Question 7: Georgia’s lottery is unique in that it funds the HOPE scholarship, a program that has helped millions of Georgians. My priority in reviewing this legislation is to ensure that Georgia’s lottery continues to be able to undertake the same activities they were able to prior to the 2011 DOJ decision. Based on your reading of the bill, would H.R. 707 allow Georgia’s lottery to continue functioning as it did prior to the 2011 DOJ decision? Would it create restrictions on certain activities that were permissible under the Wire Act even before the DOJ decision?
Answer: While I claim no expertise on the specific function of Georgia’s lottery, my understanding is that the state is among a small handful that currently operate real-time games via Internet sales. Georgia sells tickets to the multistate Powerball and Mega Millions games, as well as its own Fantasy 5 and KENO! games. If H.R. 707 were to become law, these online sales likely would become illegal.
As I covered in my answers to Questions 3 and 4, the key provision of RAWA that would appear to invalidate all online sales is its treatment of so-called “intermediate routing” of a transaction as inherently interstate, even if the bet in question originates and terminates in a state that has legalized such behavior. This expansive definition essentially means that all sales via the Internet would be prohibited, including the several games for which Georgia sells tickets online.
Question 8: Should H.R. 707 be enacted, will Georgia’s state-licensed computer-generated retail lottery sales be affected? What affect would the enactment of the bill have on Georgia’s lottery system and other similar systems?

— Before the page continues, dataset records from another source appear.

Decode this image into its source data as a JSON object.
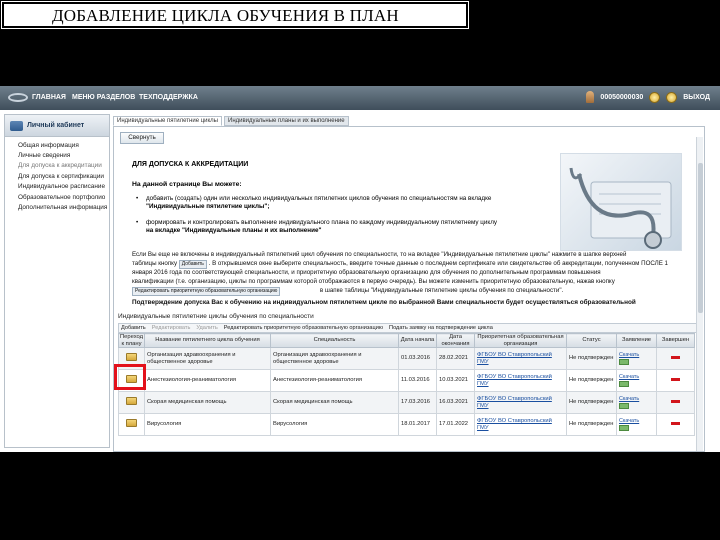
{
  "slide_title": "ДОБАВЛЕНИЕ ЦИКЛА ОБУЧЕНИЯ В ПЛАН",
  "topbar": {
    "nav": [
      "ГЛАВНАЯ",
      "МЕНЮ РАЗДЕЛОВ",
      "ТЕХПОДДЕРЖКА"
    ],
    "user_id": "00050000030",
    "logout": "ВЫХОД"
  },
  "sidebar": {
    "title": "Личный кабинет",
    "items": [
      {
        "label": "Общая информация",
        "dim": false
      },
      {
        "label": "Личные сведения",
        "dim": false
      },
      {
        "label": "Для допуска к аккредитации",
        "dim": true
      },
      {
        "label": "Для допуска к сертификации",
        "dim": false
      },
      {
        "label": "Индивидуальное расписание",
        "dim": false
      },
      {
        "label": "Образовательное портфолио",
        "dim": false
      },
      {
        "label": "Дополнительная информация",
        "dim": false
      }
    ]
  },
  "tabs": [
    "Индивидуальные пятилетние циклы",
    "Индивидуальные планы и их выполнение"
  ],
  "collapse_label": "Свернуть",
  "info": {
    "title": "ДЛЯ ДОПУСКА К АККРЕДИТАЦИИ",
    "subtitle": "На данной странице Вы можете:",
    "bullet1_line1": "добавить (создать) один или несколько индивидуальных пятилетних циклов обучения по специальностям на вкладке",
    "bullet1_line2": "\"Индивидуальные пятилетние циклы\";",
    "bullet2_line1": "формировать и контролировать выполнение индивидуального плана по каждому индивидуальному пятилетнему циклу",
    "bullet2_line2": "на вкладке \"Индивидуальные планы и их выполнение\"",
    "p1_line1": "Если Вы еще не включены в индивидуальный пятилетний цикл обучения по специальности, то на вкладке \"Индивидуальные пятилетние циклы\" нажмите в шапке верхней",
    "p1_line2_pre": "таблицы кнопку",
    "p1_button": "Добавить",
    "p1_line2_post": ". В открывшемся окне выберите специальность, введите точные данные о последнем сертификате или свидетельстве об аккредитации, полученном ПОСЛЕ 1",
    "p1_line3": "января 2016 года по соответствующей специальности, и приоритетную образовательную организацию для обучения по дополнительным программам повышения",
    "p1_line4": "квалификации (т.е. организацию, циклы по программам которой отображаются в первую очередь). Вы можете изменить приоритетную образовательную, нажав кнопку",
    "p1_button2": "Редактировать приоритетную образовательную организацию",
    "p1_line5": "в шапке таблицы \"Индивидуальные пятилетние циклы обучения по специальности\".",
    "p2": "Подтверждение допуска Вас к обучению на индивидуальном пятилетнем цикле по выбранной Вами специальности будет осуществляться образовательной"
  },
  "grid": {
    "caption": "Индивидуальные пятилетние циклы обучения по специальности",
    "toolbar": [
      {
        "label": "Добавить",
        "disabled": false
      },
      {
        "label": "Редактировать",
        "disabled": true
      },
      {
        "label": "Удалить",
        "disabled": true
      },
      {
        "label": "Редактировать приоритетную образовательную организацию",
        "disabled": false
      },
      {
        "label": "Подать заявку на подтверждение цикла",
        "disabled": false
      }
    ],
    "columns": [
      "Переход к плану",
      "Название пятилетнего цикла обучения",
      "Специальность",
      "Дата начала",
      "Дата окончания",
      "Приоритетная образовательная организация",
      "Статус",
      "Заявление",
      "Завершен"
    ],
    "rows": [
      {
        "name": "Организация здравоохранения и общественное здоровье",
        "specialty": "Организация здравоохранения и общественное здоровье",
        "start": "01.03.2016",
        "end": "28.02.2021",
        "org": "ФГБОУ ВО Ставропольский ГМУ",
        "status": "Не подтвержден",
        "download": "Скачать"
      },
      {
        "name": "Анестезиология-реаниматология",
        "specialty": "Анестезиология-реаниматология",
        "start": "11.03.2016",
        "end": "10.03.2021",
        "org": "ФГБОУ ВО Ставропольский ГМУ",
        "status": "Не подтвержден",
        "download": "Скачать"
      },
      {
        "name": "Скорая медицинская помощь",
        "specialty": "Скорая медицинская помощь",
        "start": "17.03.2016",
        "end": "16.03.2021",
        "org": "ФГБОУ ВО Ставропольский ГМУ",
        "status": "Не подтвержден",
        "download": "Скачать"
      },
      {
        "name": "Вирусология",
        "specialty": "Вирусология",
        "start": "18.01.2017",
        "end": "17.01.2022",
        "org": "ФГБОУ ВО Ставропольский ГМУ",
        "status": "Не подтвержден",
        "download": "Скачать"
      }
    ]
  },
  "icons": {
    "logo": "app-logo-icon",
    "user": "user-icon",
    "search": "search-icon",
    "settings": "gear-icon",
    "folder": "folder-icon",
    "download": "download-icon",
    "remove": "remove-icon"
  },
  "colors": {
    "highlight": "#e3111b",
    "link": "#1a4fa0",
    "remove": "#d2151b",
    "topbar": "#4e5d6a"
  }
}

Answer: The effect of enacting H.R. 707 on Georgia’s lottery would be to take its sales off the Internet. As discussed in my answer to Question 7, RAWA effectively would prohibit online sales for any game. While lotteries could continue to sell tickets in person in brick-and-mortar establishments, they would be unable to use the modern communication system of the Internet to transact any business, even if that business is explicitly legal under state law.
Question 9: Millions of dollars each year are generated for the HOPE Scholarship and Pre-K programs through the existing Internet sales distribution channel and current lottery game offerings by the Georgia lottery. Given the educational scholarships that rely on funding from the state lottery, do you believe it would be appropriate to create a mechanism in the legislation to ensure the scholarship program in Georgia and other similar programs wouldn’t lose funding streams for those programs? Please explain.
Answer: It is undoubtedly true that states like Georgia would face the prospect of diminished revenue if H.R. 707 were to pass, forcing them to contemplate policy responses to offset the loss of portions of their budget. But while many states will have revenue-related reasons to be concerned about the impact of RAWA, I believe the federalism concerns regarding the delicate balance of power between national and state governments are equally important.
As written, RAWA is a problematic use of Commerce Clause power that threatens to substitute the judgment of the federal government for that of states, which are the rightful holders of the power to regulate intrastate activity. If limited government and federalism are to have any meaning in the 21st century and beyond, Congress must exercise restraint in claims of such power. This would help protect the Internet and the citizens who use it from unwise government intrusions, helping to make real the “new federalism” that so briefly flourished two decades ago.